Joshua Roberts | Reuters
An American Airlines Boeing 737 MAX 8 flight from Los Angeles lands at Reagan National Airport shortly after an announcement was made by the FAA that the planes were being grounded by the United States in Washington, March 13, 2019.
The Federal Aviation Administration, already under the gun for how it has handled the growing controversy surrounding the Boeing 737 Max, says reviewing a possible software fix for the grounded airplanes is “an agency priority.”
Boeing has been working on a software update that is expected to correct issues with the 737 Max maneuvering characteristics augmentation system. That system, which can push the nose of a 737 Max lower to avoid a stall, is suspected as being a contributing factor in the crash of a Lion Air jet last October.
In an update to industry guidance called the Continued Airworthiness Notification to the International Community, or CANIC, the FAA said:
“Boeing is developing a service bulletin that would specify the installation of new flight control computer operational program software. Boeing has also developed flight crew training related to this software. The FAA’s ongoing review of this software installation and training is an agency priority, as will be the roll-out of any software, training, or other measures to operators of the 737 Max.”

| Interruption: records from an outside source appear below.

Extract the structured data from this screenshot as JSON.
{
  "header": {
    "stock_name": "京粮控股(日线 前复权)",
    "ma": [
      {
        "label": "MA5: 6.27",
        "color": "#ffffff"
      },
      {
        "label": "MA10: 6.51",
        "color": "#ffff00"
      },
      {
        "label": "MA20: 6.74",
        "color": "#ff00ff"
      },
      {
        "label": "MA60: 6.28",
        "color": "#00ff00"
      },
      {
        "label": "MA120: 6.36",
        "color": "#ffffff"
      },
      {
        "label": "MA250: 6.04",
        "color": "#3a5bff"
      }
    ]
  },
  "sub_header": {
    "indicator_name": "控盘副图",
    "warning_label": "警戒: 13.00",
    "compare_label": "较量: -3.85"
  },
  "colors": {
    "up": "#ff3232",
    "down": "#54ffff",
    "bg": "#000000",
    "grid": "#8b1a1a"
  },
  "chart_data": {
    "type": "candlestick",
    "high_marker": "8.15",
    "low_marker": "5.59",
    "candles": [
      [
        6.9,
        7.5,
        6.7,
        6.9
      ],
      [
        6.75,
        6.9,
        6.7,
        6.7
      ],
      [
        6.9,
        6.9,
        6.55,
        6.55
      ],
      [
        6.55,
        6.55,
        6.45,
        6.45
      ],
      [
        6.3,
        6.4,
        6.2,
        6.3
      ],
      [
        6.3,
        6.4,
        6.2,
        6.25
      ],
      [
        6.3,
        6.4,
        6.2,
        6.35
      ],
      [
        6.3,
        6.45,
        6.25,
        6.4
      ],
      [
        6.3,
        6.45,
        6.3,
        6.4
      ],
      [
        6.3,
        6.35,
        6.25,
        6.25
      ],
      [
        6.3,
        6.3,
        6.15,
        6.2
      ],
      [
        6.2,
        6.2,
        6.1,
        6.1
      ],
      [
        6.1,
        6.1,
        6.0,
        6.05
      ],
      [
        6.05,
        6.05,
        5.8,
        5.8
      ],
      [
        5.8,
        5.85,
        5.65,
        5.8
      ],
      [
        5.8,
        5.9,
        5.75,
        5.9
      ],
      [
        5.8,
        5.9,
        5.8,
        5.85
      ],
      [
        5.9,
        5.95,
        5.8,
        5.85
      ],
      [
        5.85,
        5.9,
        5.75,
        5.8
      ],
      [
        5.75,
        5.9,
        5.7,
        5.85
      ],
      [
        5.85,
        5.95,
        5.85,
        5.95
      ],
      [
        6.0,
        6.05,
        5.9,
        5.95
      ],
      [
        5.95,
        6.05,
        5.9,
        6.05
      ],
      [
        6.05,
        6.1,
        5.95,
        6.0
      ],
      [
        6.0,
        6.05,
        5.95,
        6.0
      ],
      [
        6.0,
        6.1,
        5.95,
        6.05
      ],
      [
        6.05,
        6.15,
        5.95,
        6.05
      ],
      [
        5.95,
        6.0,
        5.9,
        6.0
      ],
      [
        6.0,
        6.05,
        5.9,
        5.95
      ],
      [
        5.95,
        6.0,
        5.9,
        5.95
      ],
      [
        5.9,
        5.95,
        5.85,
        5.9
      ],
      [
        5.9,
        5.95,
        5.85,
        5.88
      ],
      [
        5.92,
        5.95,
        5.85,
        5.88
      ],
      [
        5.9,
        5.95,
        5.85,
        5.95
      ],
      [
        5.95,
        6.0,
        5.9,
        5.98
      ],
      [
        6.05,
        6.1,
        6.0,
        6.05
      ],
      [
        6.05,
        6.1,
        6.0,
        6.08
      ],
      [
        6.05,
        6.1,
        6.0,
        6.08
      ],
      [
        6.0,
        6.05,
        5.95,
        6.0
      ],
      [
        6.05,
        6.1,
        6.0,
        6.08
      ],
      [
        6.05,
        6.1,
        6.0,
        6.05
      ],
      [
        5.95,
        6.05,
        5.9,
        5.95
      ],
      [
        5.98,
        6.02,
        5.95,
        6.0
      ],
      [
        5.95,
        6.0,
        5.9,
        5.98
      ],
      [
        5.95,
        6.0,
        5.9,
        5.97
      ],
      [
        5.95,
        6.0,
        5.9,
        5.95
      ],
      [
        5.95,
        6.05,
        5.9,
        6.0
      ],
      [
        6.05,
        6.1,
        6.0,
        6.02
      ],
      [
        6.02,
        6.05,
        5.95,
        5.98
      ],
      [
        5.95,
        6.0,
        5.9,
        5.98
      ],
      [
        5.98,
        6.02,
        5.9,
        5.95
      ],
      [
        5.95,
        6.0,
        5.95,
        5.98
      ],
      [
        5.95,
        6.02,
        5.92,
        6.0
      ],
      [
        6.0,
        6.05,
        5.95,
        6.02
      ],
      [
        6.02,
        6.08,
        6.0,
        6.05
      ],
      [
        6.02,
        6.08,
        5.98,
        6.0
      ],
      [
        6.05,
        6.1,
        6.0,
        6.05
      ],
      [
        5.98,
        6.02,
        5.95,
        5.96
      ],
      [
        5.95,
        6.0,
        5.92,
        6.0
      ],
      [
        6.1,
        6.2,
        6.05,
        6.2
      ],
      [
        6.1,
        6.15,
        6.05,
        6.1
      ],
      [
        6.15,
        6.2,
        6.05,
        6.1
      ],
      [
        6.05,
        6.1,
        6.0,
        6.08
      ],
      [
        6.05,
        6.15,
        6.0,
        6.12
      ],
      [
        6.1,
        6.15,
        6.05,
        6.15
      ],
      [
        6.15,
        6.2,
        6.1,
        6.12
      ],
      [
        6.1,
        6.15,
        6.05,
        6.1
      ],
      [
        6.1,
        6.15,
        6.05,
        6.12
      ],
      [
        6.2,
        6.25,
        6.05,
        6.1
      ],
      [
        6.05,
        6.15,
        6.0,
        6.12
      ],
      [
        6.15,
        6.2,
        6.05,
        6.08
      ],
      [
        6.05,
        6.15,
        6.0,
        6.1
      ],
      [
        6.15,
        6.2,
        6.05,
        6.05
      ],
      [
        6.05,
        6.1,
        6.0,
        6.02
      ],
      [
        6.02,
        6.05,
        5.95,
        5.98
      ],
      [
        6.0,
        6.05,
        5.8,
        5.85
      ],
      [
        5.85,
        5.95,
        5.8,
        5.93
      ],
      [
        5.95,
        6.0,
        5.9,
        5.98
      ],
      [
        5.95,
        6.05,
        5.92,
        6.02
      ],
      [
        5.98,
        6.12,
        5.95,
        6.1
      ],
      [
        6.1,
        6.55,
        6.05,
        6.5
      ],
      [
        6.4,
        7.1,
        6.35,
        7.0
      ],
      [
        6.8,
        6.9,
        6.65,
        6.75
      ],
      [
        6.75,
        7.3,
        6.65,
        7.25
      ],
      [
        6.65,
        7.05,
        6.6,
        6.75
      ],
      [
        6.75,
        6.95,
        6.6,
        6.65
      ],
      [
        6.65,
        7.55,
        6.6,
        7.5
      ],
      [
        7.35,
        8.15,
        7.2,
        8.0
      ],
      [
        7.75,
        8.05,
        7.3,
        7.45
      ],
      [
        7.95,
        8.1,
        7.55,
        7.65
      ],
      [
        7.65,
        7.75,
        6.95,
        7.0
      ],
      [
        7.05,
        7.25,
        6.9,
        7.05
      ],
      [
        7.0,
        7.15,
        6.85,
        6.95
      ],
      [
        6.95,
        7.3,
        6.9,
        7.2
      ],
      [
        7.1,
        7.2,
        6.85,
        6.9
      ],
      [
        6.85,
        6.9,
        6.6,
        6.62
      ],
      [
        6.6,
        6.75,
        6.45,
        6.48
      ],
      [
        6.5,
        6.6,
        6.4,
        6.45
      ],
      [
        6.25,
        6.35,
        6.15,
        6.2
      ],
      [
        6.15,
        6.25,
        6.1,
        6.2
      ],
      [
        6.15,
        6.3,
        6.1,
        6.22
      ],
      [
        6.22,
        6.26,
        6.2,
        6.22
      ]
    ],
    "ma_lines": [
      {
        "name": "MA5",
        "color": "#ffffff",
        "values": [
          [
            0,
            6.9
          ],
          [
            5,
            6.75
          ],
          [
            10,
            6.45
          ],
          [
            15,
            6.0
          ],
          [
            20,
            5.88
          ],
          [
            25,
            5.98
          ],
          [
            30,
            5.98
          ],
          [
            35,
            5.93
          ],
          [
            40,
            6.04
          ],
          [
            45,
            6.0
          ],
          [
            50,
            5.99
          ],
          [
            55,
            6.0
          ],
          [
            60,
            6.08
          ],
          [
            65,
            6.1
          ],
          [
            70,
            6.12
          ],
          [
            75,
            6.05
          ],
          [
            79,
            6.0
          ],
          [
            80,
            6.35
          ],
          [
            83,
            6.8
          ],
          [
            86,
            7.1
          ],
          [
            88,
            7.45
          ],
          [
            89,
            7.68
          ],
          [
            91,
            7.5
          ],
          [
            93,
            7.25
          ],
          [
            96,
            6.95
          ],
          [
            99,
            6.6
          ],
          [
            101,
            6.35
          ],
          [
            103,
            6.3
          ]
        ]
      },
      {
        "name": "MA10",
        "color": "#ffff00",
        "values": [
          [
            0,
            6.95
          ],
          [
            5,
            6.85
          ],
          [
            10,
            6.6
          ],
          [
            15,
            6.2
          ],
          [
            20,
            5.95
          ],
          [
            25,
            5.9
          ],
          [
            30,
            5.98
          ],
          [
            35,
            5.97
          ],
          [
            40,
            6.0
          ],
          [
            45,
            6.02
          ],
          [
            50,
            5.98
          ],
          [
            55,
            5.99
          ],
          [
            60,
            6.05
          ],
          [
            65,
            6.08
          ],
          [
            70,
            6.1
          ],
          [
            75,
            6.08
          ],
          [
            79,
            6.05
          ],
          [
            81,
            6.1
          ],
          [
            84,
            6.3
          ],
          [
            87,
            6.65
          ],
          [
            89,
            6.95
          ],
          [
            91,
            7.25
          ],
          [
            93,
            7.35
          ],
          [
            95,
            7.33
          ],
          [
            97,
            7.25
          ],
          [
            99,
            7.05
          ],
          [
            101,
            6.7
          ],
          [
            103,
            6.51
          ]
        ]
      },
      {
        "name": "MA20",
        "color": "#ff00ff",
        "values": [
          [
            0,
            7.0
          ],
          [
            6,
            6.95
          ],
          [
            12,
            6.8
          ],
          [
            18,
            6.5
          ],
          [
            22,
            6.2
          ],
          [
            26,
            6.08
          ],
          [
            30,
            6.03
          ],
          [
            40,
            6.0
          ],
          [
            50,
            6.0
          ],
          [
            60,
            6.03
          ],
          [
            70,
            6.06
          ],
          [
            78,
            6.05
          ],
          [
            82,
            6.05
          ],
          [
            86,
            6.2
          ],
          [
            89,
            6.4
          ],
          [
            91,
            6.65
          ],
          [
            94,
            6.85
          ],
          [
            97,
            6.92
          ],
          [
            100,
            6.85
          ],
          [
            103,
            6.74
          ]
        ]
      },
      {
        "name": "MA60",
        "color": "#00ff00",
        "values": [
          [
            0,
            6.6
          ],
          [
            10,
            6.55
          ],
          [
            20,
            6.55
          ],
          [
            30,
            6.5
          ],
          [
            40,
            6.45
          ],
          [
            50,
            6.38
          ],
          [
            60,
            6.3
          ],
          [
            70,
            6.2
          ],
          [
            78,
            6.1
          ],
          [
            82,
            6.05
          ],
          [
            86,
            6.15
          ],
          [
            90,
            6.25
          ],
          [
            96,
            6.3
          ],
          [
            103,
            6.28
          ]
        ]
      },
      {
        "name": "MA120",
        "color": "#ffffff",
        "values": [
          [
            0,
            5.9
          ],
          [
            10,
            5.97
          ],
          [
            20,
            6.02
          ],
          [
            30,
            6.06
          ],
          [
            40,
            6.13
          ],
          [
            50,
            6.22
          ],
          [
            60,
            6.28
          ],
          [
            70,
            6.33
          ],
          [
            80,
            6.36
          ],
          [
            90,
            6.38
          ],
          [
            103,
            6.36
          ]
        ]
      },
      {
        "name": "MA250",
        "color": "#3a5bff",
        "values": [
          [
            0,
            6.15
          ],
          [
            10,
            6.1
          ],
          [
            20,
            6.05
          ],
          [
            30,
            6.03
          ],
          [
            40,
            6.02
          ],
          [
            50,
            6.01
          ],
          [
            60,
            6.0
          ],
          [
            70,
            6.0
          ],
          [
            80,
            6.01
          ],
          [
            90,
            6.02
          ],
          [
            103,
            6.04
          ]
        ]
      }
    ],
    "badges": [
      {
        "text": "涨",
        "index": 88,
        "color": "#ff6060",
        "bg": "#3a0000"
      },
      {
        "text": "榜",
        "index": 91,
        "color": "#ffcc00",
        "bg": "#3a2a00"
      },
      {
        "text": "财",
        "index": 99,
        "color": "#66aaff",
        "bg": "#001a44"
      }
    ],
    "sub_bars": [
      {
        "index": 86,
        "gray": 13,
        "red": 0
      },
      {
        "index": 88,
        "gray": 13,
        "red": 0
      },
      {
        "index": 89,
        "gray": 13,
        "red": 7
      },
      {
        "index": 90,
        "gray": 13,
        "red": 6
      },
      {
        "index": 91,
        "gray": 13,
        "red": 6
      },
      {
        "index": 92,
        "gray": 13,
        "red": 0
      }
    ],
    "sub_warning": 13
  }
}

Boeing is hoping to have the new software finalized by March 25, according to a person familiar with the matter, but it will not issue the updated software to airlines until it’s been approved by the FAA. Separately, it’s unclear if the new software and updated training for 737 Max flight crews will be enough to prompt the agency to lift the grounding of the Boeing jets. Both Canadian and European aviation authorities have indicated they plan to review any 737 Max software updates themselves before approving the Max to return to the skies in Canada or Europe.
Meanwhile, the FAA says it continues to review information from the cockpit voice recorder and flight data recorder of an Ethiopian Airlines 737 Max that crashed on March 10.
“Understanding the circumstances that contributed to this accident is critical in developing further actions and returning aircraft to service,” the FAA said in its updated CANIC.